Regierung verteidigt Vorgehen in Flüchtlingsfrage

Die Regierung hat die österreichische Linie in der Flüchtlingspolitik gegen Kritik aus Brüssel und Berlin verteidigt. Bundeskanzler Werner Faymann (SPÖ) und Vizekanzler Reinhold Mitterlehner (ÖVP) traten am Dienstag nach dem Ministerrat ungewöhnlich geschlossen auf. Den kritischen Deutschen bot Faymann an, die Zahl der nach Deutschland durchreisenden Flüchtlinge selbst festzulegen.

Reinhold Mitterlehner und Werner Faymann

APA/ROLAND SCHLAGER

Mittagsjournal, 23.2.2016

Vom Ministerrat,

Die österreichische Regierungsspitze verteidigt heute Österreichs Position gegenüber der jüngsten Kritik aus anderen EU-Ländern, insbesondere aus Deutschland. Sowohl Bundeskanzler Faymann wie auch Vizekanzler Mitterlehner sprechen von widersprüchlichen Forderungen vor allem aus Berlin: einerseits solle Österreich die Grenzen öffnen, gleichzeitig seien aber zu viele Flüchtlinge nach Deutschland unterwegs. Den kritischen Deutschen bot Faymann an, die Zahl der nach Deutschland durchreisenden Flüchtlinge selbst festzulegen. Und der Bundeskanzler sprach heute im Ministerrat von einer insgesamt unsinnigen Position der Europäischen Union in der Flüchtlingsfrage und deren Bewältigung.
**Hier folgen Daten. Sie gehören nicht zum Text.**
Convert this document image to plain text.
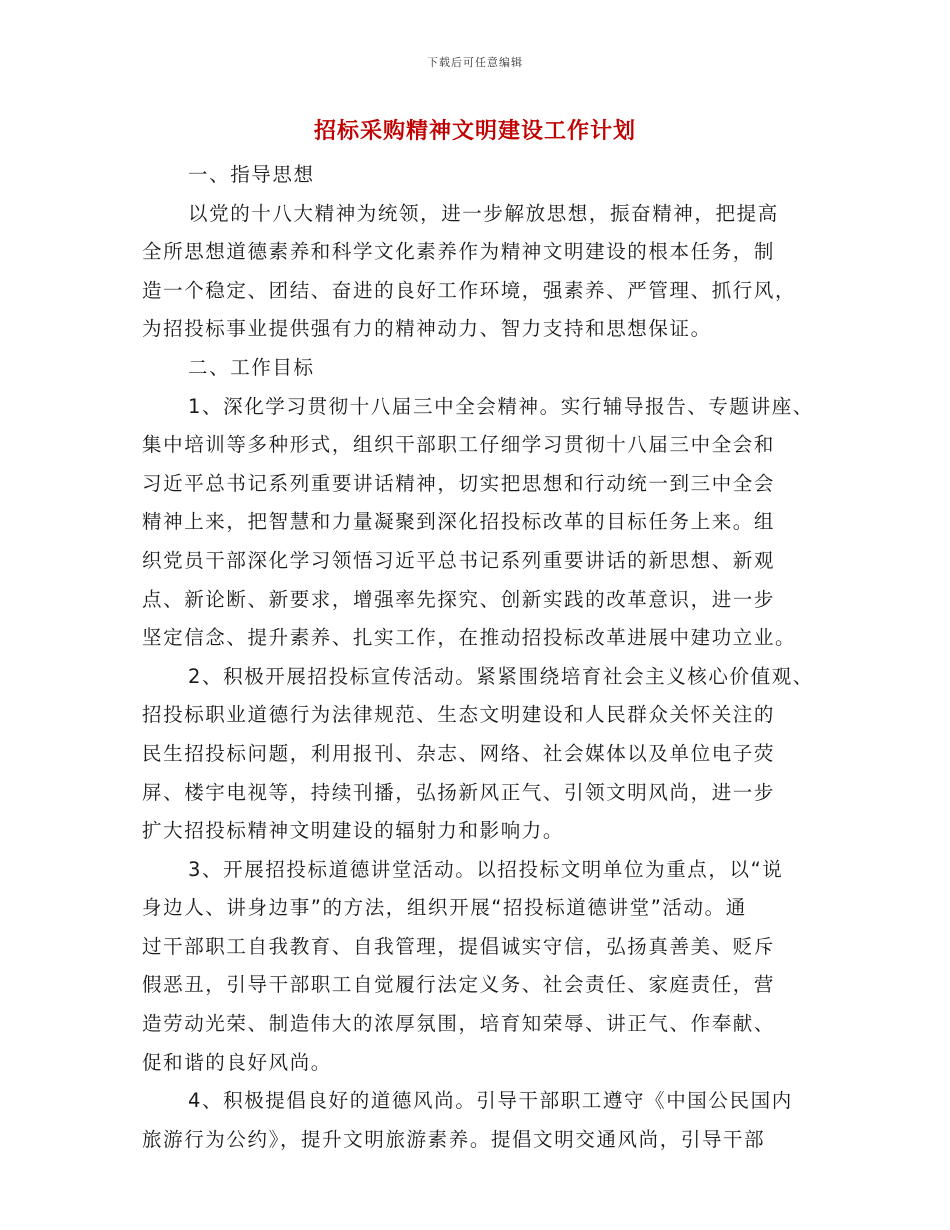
下载后可任意编辑
招标采购精神文明建设工作计划
一、指导思想
以党的十八大精神为统领，进一步解放思想，振奋精神，把提高
全所思想道德素养和科学文化素养作为精神文明建设的根本任务，制
造一个稳定、团结、奋进的良好工作环境，强素养、严管理、抓行风，
为招投标事业提供强有力的精神动力、智力支持和思想保证。
二、工作目标
1、深化学习贯彻十八届三中全会精神。实行辅导报告、专题讲座、
集中培训等多种形式，组织干部职工仔细学习贯彻十八届三中全会和
习近平总书记系列重要讲话精神，切实把思想和行动统一到三中全会
精神上来，把智慧和力量凝聚到深化招投标改革的目标任务上来。组
织党员干部深化学习领悟习近平总书记系列重要讲话的新思想、新观
点、新论断、新要求，增强率先探究、创新实践的改革意识，进一步
坚定信念、提升素养、扎实工作，在推动招投标改革进展中建功立业。
2、积极开展招投标宣传活动。紧紧围绕培育社会主义核心价值观、
招投标职业道德行为法律规范、生态文明建设和人民群众关怀关注的
民生招投标问题，利用报刊、杂志、网络、社会媒体以及单位电子荧
屏、楼宇电视等，持续刊播，弘扬新风正气、引领文明风尚，进一步
扩大招投标精神文明建设的辐射力和影响力。
3、开展招投标道德讲堂活动。以招投标文明单位为重点，以“说
身边人、讲身边事”的方法，组织开展“招投标道德讲堂”活动。通
过干部职工自我教育、自我管理，提倡诚实守信，弘扬真善美、贬斥
假恶丑，引导干部职工自觉履行法定义务、社会责任、家庭责任，营
造劳动光荣、制造伟大的浓厚氛围，培育知荣辱、讲正气、作奉献、
促和谐的良好风尚。
4、积极提倡良好的道德风尚。引导干部职工遵守《中国公民国内
旅游行为公约》，提升文明旅游素养。提倡文明交通风尚，引导干部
"Unsinnig", "widersprüchlich"

Deutschlands Innenminister Thomas de Maiziere hatte die Zahl der maximal 3.200 täglich durch Österreich nach Deutschland durchreisenden Flüchtlinge als zu hoch kritisiert. "Da hat Deutschland zu entscheiden, welche Zahl gilt", betonte Faymann. Wenn Deutschland aber keine Zahl nenne und sich lieber auf die "Türkei-Lösung" konzentriere, dann nehme er das respektvoll zur Kenntnis, sagte der Bundeskanzler. Umgekehrt forderte er Deutschland und die EU auf, auch die österreichische Position "respektvoll zur Kenntnis nehmen".
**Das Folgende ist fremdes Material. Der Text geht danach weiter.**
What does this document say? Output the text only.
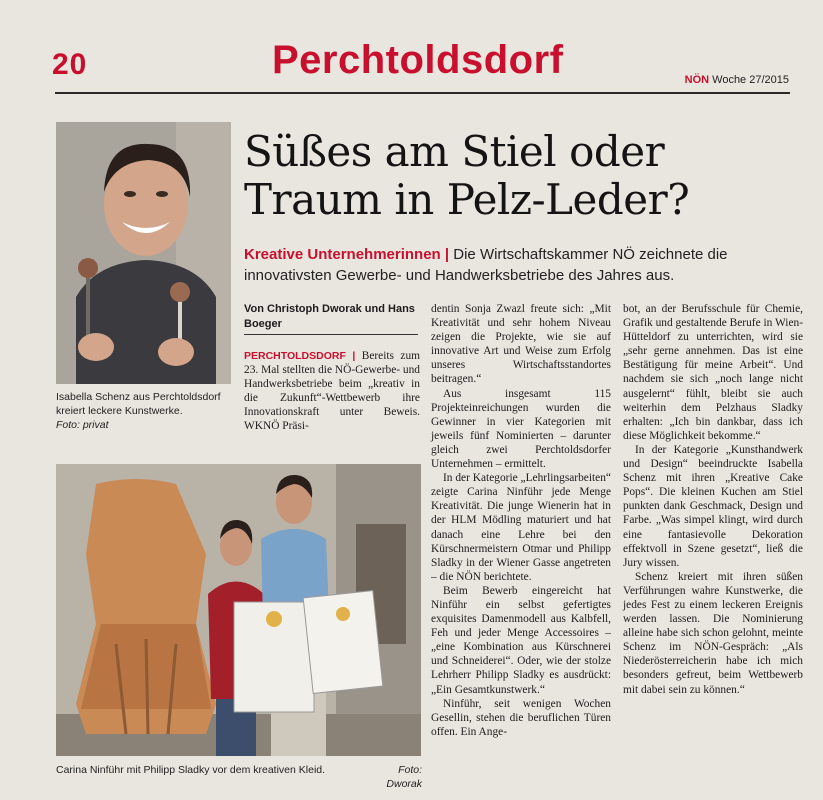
20	Perchtoldsdorf	NÖN Woche 27/2015
Isabella Schenz aus Perchtoldsdorf kreiert leckere Kunstwerke.
Foto: privat
Süßes am Stiel oder
Traum in Pelz-Leder?
Kreative Unternehmerinnen | Die Wirtschaftskammer NÖ zeichnete die innovativsten Gewerbe- und Handwerksbetriebe des Jahres aus.
Von Christoph Dworak und Hans Boeger

PERCHTOLDSDORF | Bereits zum 23. Mal stellten die NÖ-Gewerbe- und Handwerksbetriebe beim „kreativ in die Zukunft“-Wettbewerb ihre Innovationskraft unter Beweis. WKNÖ Präsi-

dentin Sonja Zwazl freute sich: „Mit Kreativität und sehr hohem Niveau zeigen die Projekte, wie sie auf innovative Art und Weise zum Erfolg unseres Wirtschaftsstandortes beitragen.“

Aus insgesamt 115 Projekteinreichungen wurden die Gewinner in vier Kategorien mit jeweils fünf Nominierten – darunter gleich zwei Perchtoldsdorfer Unternehmen – ermittelt.

In der Kategorie „Lehrlingsarbeiten“ zeigte Carina Ninführ jede Menge Kreativität. Die junge Wienerin hat in der HLM Mödling maturiert und hat danach eine Lehre bei den Kürschnermeistern Otmar und Philipp Sladky in der Wiener Gasse angetreten – die NÖN berichtete.

Beim Bewerb eingereicht hat Ninführ ein selbst gefertigtes exquisites Damenmodell aus Kalbfell, Feh und jeder Menge Accessoires – „eine Kombination aus Kürschnerei und Schneiderei“. Oder, wie der stolze Lehrherr Philipp Sladky es ausdrückt: „Ein Gesamtkunstwerk.“

Ninführ, seit wenigen Wochen Gesellin, stehen die beruflichen Türen offen. Ein Ange-

bot, an der Berufsschule für Chemie, Grafik und gestaltende Berufe in Wien-Hütteldorf zu unterrichten, wird sie „sehr gerne annehmen. Das ist eine Bestätigung für meine Arbeit“. Und nachdem sie sich „noch lange nicht ausgelernt“ fühlt, bleibt sie auch weiterhin dem Pelzhaus Sladky erhalten: „Ich bin dankbar, dass ich diese Möglichkeit bekomme.“

In der Kategorie „Kunsthandwerk und Design“ beeindruckte Isabella Schenz mit ihren „Kreative Cake Pops“. Die kleinen Kuchen am Stiel punkten dank Geschmack, Design und Farbe. „Was simpel klingt, wird durch eine fantasievolle Dekoration effektvoll in Szene gesetzt“, ließ die Jury wissen.

Schenz kreiert mit ihren süßen Verführungen wahre Kunstwerke, die jedes Fest zu einem leckeren Ereignis werden lassen. Die Nominierung alleine habe sich schon gelohnt, meinte Schenz im NÖN-Gespräch: „Als Niederösterreicherin habe ich mich besonders gefreut, beim Wettbewerb mit dabei sein zu können.“

Carina Ninführ mit Philipp Sladky vor dem kreativen Kleid.	Foto: Dworak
Dass das "Durchwinken" der über Griechenland in die EU einreisenden Flüchtlinge am Balkan in Ordnung sei, Österreich aber untersagt sein sollte, sei eine "unsinnige Position", kritisierte Faymann: "Bis Österreich kann man leider nur in die Luft schauen und ab Österreich will man uns einen Ratschlag erteilen - auf diese Art Ratschlag können wir verzichten."

Mitterlehner kritisierte Deutschlands Haltung als "widersprüchlich": Man könne nicht einerseits eine Art Einladung aussprechen, von Österreich dann aber fordern, niemanden weiterzuschicken. Österreichs Vorgehen sieht der Vizekanzler als "derzeit alternativlos", auch weil die Zahl der bisher nach dem vereinbarten Quotensystem verteilten Flüchtlinge "lächerlich" gering sei.

Einmal mehr betonte Faymann, eine europäische Lösung zu bevorzugen. "An den österreichischen Grenzen zu agieren ist ein Plan B", räumte er ein. Dies sei aber nötig, "weil Österreich das alleine nicht schaffen kann, was auch niemand vorgaukeln soll". Sowohl Faymann als auch Mitterlehner betonten, die österreichische Position nun rechtlich verteidigen zu wollen. "Wie auf hoher See: bei Gericht weiß man nie genau, wie das ausgeht", so Faymann.

An der Hilfsbereitschaft Österreichs könne jedenfalls kein Zweifel bestehen, betonte Faymann und argumentierte, dass das Land auch mit der nun beschlossenen Obergrenze binnen fünf Jahren Flüchtlinge in der Größenordnung von 2,5 Prozent der Bevölkerung aufnehme. Würden alle EU-Länder so handeln, könnte die EU zwölf Millionen Flüchtlinge versorgen, so der Bundeskanzler. Außerdem lobte er die geschlossene Haltung der Regierung in dieser Frage: "Es muss spürbar sein, dass die österreichische Position von der gesamten Regierung vertreten wird und dass uns hier niemand auseinanderdividieren wird." (Text: APA, Red., Audio: ORF)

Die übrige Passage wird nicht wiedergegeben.